No I think a proper solution is to not burden people with a very
hard to handle and test correction which doesn't give them any
benefit, and leave the precision work to be done by the small
astronomical community that needs to deal with it.

>> I agree that the leap-hours thing is a slightly phony way to abolish
>> leap-seconds,
>
>New topic. One of the few points of consensus coming out of Torino was
>that any new civil timescale to be defined without leap seconds would
>be given a new name distinct from Universal Time (of whatever flavor).
>Universal Time was to be reserved for timescales synchronized to the
>rotation of the Earth. One might wonder at the reluctance of
>proponents to follow through on this easily comprehended consensus.

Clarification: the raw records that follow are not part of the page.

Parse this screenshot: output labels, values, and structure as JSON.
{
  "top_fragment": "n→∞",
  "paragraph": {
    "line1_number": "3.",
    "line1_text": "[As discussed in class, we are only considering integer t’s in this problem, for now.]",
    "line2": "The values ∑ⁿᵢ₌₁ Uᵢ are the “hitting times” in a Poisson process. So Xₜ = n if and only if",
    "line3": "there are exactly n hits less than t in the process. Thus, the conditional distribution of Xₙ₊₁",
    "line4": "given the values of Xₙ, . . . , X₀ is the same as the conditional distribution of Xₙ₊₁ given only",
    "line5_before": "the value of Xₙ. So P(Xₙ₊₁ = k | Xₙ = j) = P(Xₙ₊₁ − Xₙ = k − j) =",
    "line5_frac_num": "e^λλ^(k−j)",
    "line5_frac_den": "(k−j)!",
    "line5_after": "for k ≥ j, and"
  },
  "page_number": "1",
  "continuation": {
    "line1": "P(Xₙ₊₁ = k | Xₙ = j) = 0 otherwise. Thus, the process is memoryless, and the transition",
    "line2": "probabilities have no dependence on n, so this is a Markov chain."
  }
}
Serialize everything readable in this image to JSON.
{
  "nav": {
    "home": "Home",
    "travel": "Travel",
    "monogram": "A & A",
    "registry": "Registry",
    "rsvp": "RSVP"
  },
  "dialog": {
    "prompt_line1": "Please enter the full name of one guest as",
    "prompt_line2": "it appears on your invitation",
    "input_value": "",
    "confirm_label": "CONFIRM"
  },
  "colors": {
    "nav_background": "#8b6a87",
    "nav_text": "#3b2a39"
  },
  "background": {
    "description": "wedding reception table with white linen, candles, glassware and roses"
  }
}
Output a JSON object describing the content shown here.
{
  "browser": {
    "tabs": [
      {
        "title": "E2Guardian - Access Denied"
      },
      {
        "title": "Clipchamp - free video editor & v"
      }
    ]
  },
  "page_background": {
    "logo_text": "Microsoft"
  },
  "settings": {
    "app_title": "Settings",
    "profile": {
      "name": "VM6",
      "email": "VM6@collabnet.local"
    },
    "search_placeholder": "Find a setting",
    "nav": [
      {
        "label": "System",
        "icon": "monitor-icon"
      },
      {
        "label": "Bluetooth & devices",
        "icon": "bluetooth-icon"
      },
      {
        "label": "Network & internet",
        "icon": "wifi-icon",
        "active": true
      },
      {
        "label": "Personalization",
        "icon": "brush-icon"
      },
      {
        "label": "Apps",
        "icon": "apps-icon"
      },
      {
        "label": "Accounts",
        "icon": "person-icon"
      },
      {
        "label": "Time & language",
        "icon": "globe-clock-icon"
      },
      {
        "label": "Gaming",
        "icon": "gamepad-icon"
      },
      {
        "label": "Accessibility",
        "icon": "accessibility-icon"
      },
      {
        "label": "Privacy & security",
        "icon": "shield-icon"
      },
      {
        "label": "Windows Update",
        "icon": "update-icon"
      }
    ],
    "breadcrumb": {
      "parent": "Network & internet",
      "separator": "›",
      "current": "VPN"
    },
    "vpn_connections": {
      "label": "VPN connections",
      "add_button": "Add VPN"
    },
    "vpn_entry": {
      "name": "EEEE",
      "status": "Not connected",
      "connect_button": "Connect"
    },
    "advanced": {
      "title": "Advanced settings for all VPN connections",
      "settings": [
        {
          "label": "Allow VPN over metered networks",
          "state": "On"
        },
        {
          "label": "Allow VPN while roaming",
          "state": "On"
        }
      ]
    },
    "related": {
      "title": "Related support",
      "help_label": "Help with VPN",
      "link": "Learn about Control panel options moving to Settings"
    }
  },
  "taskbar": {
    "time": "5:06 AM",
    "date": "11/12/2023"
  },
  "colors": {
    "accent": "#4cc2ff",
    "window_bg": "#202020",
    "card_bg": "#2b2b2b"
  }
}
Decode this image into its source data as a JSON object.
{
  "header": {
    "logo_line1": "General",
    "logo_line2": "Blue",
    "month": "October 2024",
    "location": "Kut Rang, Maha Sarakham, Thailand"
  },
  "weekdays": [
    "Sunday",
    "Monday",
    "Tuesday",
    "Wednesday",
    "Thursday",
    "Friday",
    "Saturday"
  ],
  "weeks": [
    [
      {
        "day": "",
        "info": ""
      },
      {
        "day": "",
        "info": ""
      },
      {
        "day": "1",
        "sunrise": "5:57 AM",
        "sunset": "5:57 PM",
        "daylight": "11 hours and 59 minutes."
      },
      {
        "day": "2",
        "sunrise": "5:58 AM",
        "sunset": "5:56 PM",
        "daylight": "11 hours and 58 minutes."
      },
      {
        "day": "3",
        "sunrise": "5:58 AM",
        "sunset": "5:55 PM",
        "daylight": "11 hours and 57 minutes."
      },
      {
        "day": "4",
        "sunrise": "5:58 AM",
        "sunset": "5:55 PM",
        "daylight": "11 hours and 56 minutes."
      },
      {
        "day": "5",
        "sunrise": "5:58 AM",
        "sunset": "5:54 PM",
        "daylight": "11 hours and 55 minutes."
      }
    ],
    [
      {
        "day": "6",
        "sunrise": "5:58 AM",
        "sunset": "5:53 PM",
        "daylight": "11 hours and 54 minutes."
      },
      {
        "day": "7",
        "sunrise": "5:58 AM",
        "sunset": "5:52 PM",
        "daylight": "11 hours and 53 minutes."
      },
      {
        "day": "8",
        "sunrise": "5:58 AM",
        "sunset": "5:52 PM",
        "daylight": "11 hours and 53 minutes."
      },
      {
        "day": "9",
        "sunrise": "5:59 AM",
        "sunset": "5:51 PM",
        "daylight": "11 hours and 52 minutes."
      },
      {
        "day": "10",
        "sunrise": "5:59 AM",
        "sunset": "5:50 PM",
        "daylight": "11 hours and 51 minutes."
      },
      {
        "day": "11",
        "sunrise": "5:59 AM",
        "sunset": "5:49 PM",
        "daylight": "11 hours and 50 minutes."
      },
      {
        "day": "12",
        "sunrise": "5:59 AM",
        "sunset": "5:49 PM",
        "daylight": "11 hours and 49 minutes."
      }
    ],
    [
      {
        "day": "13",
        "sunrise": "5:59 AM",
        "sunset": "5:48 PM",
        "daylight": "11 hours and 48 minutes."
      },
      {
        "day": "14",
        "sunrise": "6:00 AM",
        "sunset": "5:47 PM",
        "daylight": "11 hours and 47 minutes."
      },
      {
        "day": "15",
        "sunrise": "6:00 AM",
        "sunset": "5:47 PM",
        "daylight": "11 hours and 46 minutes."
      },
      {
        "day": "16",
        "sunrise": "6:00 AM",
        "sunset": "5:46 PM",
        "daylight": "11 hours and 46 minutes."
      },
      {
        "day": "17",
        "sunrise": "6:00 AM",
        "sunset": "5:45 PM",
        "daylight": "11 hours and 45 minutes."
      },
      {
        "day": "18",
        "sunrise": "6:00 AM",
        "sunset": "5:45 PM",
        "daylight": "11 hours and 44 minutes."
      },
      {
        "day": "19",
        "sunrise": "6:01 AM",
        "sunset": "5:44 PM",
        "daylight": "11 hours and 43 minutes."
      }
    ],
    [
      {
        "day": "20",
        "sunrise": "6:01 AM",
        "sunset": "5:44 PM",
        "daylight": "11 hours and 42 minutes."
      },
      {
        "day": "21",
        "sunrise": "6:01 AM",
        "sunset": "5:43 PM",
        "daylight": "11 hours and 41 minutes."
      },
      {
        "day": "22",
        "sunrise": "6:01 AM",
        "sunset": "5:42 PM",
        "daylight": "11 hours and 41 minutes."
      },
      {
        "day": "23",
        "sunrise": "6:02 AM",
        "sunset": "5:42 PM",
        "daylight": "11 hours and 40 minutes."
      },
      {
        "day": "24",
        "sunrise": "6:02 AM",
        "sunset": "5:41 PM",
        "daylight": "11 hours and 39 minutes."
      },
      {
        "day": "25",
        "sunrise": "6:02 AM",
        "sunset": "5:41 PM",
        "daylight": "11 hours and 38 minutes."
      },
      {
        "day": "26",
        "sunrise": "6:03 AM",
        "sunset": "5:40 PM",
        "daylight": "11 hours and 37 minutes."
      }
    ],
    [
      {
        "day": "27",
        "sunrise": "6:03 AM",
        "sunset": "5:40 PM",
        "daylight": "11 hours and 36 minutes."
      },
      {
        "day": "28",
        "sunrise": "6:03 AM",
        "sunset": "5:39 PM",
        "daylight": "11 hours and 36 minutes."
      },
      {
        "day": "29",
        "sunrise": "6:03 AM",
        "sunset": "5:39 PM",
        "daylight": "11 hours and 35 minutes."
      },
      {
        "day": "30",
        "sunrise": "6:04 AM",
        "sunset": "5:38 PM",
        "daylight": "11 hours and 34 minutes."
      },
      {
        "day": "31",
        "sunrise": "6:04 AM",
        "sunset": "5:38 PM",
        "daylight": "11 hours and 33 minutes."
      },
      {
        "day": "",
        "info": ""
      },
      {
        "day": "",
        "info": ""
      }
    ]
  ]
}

Renaming UTC would just be plain stupid as this term is already worked
into more legal paperwork than any of us could lift in our lifetime.

No, abolish leap-seconds, possibly be pretending they become leap-hours,
and keep the UTC name. Then let us get on with our lives.

If anything, UT1 should be renamed to "Earth Time".

--
Poul-Henning Kamp       | UNIX since Zilog Zeus 3.20
phk_at_FreeBSD.ORG         | TCP/IP since RFC 956
FreeBSD committer       | BSD since 4.3-tahoe
Never attribute to malice what can adequately be explained by incompetence.